Il est vrai que la prochaine élection présidentielle est prévue dans 19 mois, mais cela ne devrait pas pousser le chef de l’Etat à une surenchère visiblement surréaliste. Pour l’opinion, ces annonces et d’autres ne pourront être tenues que si d’autres secteurs subissent des coupes sombres. Or, décidé, comme il le semble, à céder à la tentation démagogique, Ali Bongo n’a pas voulu indiquer les secteurs qui subiraient des coupes, se contentant d’aligner les promesses. Une posture qui amène l’opinion à croire que la parole présidentielle est littéralement dévalorisée, et que cette juxtaposition de promesses peut conduire à l’impasse.
Démagogie périlleuse
Les annonces sont résolument belles, mais la légère embellie de la fin-novembre 2014 qui a permis de dégager 155 milliards de francs CFA pour le paiement de la dette intérieure va être démontée par la chute vertigineuse des cours du pétrole. Mais vaut-il la peine de faire ces belles annonces, alors que l’on ne sait pas encore jusqu’où la crise pétrolière va plonger les recettes budgétaires de l’Etat ? Les promesses présidentielles sont absolument alléchantes, mais fallait-il les faire alors que la diversification économique n’en est qu’à ses balbutiements, selon les propres termes d’Ali Bongo ?

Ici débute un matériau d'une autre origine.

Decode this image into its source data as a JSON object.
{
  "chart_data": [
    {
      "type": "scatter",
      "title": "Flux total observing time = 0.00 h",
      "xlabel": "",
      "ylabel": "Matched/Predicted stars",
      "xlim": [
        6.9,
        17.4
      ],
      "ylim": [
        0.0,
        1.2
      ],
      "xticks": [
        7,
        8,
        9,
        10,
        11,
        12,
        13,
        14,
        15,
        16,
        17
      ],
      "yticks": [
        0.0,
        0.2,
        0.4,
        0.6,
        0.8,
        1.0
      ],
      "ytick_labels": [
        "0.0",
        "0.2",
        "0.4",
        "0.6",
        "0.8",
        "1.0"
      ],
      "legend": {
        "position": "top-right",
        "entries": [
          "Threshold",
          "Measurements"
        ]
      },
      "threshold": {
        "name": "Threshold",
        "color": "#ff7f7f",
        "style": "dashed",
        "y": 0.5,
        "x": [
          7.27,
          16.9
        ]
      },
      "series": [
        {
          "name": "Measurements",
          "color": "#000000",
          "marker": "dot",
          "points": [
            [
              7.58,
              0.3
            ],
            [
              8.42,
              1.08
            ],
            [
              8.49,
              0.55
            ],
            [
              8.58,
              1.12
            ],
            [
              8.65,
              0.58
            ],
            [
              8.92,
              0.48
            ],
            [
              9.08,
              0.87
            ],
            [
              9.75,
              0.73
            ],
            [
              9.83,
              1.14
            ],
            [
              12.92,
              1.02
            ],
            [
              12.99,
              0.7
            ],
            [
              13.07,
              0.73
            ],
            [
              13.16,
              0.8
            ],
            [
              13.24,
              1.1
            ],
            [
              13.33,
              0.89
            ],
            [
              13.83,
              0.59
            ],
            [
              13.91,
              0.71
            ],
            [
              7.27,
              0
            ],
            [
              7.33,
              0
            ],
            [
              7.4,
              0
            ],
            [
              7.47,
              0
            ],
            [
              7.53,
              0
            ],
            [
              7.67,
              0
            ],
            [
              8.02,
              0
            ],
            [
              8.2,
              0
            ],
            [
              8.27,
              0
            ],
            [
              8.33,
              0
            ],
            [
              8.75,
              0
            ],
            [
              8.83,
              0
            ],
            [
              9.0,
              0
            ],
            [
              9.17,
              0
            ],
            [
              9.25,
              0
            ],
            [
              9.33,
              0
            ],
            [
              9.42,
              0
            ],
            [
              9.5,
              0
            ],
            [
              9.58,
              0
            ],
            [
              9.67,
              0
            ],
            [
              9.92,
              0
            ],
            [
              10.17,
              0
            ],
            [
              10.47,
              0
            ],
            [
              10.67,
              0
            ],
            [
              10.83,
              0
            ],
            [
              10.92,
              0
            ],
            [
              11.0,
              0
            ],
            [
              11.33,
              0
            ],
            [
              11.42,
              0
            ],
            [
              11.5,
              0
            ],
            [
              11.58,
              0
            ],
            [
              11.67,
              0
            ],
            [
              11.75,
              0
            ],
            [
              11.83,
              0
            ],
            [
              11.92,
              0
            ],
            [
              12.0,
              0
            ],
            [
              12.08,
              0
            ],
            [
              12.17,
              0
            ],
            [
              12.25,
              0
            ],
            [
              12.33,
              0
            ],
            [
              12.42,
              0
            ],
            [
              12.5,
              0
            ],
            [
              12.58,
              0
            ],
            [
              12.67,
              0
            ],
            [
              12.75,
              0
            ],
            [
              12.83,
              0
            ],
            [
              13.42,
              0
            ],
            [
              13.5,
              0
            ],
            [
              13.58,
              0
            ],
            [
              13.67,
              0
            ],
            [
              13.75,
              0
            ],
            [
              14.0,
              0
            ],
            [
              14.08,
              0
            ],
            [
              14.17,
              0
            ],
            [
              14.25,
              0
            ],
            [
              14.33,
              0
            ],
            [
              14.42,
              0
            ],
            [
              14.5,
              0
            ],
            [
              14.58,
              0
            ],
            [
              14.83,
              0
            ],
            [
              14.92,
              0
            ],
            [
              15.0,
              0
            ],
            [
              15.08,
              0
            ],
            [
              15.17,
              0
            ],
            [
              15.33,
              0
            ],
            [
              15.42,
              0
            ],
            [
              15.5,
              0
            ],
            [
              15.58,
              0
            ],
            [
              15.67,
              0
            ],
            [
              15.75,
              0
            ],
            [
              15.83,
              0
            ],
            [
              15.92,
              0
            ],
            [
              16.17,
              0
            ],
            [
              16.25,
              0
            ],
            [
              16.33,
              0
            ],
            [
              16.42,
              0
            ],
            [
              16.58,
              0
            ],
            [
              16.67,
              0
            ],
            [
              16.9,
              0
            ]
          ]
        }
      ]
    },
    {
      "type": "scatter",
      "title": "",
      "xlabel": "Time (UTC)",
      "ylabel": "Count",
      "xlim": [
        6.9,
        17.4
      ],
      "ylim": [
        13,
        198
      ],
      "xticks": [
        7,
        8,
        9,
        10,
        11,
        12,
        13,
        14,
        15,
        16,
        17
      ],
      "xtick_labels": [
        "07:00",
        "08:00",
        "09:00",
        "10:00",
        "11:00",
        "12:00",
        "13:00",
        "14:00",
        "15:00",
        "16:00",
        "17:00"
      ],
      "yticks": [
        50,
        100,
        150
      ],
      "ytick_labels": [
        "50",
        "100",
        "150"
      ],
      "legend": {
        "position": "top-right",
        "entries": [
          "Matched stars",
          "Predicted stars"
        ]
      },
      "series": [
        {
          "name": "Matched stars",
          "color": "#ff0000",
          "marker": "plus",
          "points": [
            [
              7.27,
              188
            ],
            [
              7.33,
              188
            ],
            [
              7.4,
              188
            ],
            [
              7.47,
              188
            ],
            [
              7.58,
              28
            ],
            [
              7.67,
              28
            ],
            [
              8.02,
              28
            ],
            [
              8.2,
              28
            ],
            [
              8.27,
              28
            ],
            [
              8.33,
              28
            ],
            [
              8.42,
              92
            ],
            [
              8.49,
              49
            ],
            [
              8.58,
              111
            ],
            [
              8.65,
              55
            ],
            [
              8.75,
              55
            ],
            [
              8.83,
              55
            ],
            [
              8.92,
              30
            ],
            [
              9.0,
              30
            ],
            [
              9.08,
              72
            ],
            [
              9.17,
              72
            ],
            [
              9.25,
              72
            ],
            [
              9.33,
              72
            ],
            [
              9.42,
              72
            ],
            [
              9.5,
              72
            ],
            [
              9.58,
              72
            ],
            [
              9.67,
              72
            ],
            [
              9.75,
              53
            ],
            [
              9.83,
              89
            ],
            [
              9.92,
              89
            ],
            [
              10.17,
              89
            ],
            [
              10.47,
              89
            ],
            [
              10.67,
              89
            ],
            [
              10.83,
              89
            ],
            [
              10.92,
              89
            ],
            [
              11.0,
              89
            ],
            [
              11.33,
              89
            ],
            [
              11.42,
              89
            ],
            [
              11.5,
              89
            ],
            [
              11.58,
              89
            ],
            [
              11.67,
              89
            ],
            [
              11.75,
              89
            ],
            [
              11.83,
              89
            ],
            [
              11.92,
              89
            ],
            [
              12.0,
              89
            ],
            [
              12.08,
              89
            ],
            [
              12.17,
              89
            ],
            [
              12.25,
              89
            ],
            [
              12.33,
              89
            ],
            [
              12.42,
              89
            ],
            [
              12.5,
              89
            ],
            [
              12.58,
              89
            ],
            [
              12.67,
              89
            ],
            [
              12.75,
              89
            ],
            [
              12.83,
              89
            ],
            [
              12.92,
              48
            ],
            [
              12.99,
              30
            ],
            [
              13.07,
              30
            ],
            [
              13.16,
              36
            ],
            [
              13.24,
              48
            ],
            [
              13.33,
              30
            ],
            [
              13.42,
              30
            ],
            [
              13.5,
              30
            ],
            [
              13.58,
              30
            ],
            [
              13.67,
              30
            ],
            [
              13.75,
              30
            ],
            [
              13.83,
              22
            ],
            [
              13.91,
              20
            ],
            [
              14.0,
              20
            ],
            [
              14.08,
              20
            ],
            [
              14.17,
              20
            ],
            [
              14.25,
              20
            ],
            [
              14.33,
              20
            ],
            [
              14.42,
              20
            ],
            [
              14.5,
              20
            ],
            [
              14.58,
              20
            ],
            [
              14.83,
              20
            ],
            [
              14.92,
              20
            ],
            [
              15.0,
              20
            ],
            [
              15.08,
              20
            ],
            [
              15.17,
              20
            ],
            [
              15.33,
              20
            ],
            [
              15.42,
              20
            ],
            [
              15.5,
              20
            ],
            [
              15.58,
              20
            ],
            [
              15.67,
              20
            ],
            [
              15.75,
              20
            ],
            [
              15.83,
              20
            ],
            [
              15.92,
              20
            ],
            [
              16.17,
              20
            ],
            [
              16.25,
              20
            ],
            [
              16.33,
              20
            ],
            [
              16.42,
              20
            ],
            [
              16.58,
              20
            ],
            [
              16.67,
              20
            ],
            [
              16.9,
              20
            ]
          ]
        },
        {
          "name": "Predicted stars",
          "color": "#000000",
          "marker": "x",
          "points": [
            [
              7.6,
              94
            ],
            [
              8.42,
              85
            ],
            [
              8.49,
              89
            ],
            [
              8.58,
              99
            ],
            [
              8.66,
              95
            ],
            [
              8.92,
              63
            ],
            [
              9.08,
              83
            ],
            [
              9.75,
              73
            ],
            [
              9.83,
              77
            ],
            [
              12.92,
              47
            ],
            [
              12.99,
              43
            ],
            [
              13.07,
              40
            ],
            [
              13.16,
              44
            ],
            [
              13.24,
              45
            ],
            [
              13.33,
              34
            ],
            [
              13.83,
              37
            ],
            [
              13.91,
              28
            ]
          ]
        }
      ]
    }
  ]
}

Au final, la question reste la même : Quels sont les secteurs qui vont subir des coupes ? Il en faut pour ne pas donner l’impression de déséquilibrer les ressources budgétaires. Il faut en convenir : le discours du 31 décembre englobait trop de promesses, trop d’annonces, alors que la réalité est autrement plus difficile. Où est donc passée la sobriété d’Ali Bongo ? Où est passé le sens des réalités du chef de l’Etat ? Trop de démagogie tue… l’espérance. La flatterie à l’égard du peuple est intellectuellement intéressante, mais socialement périlleuse.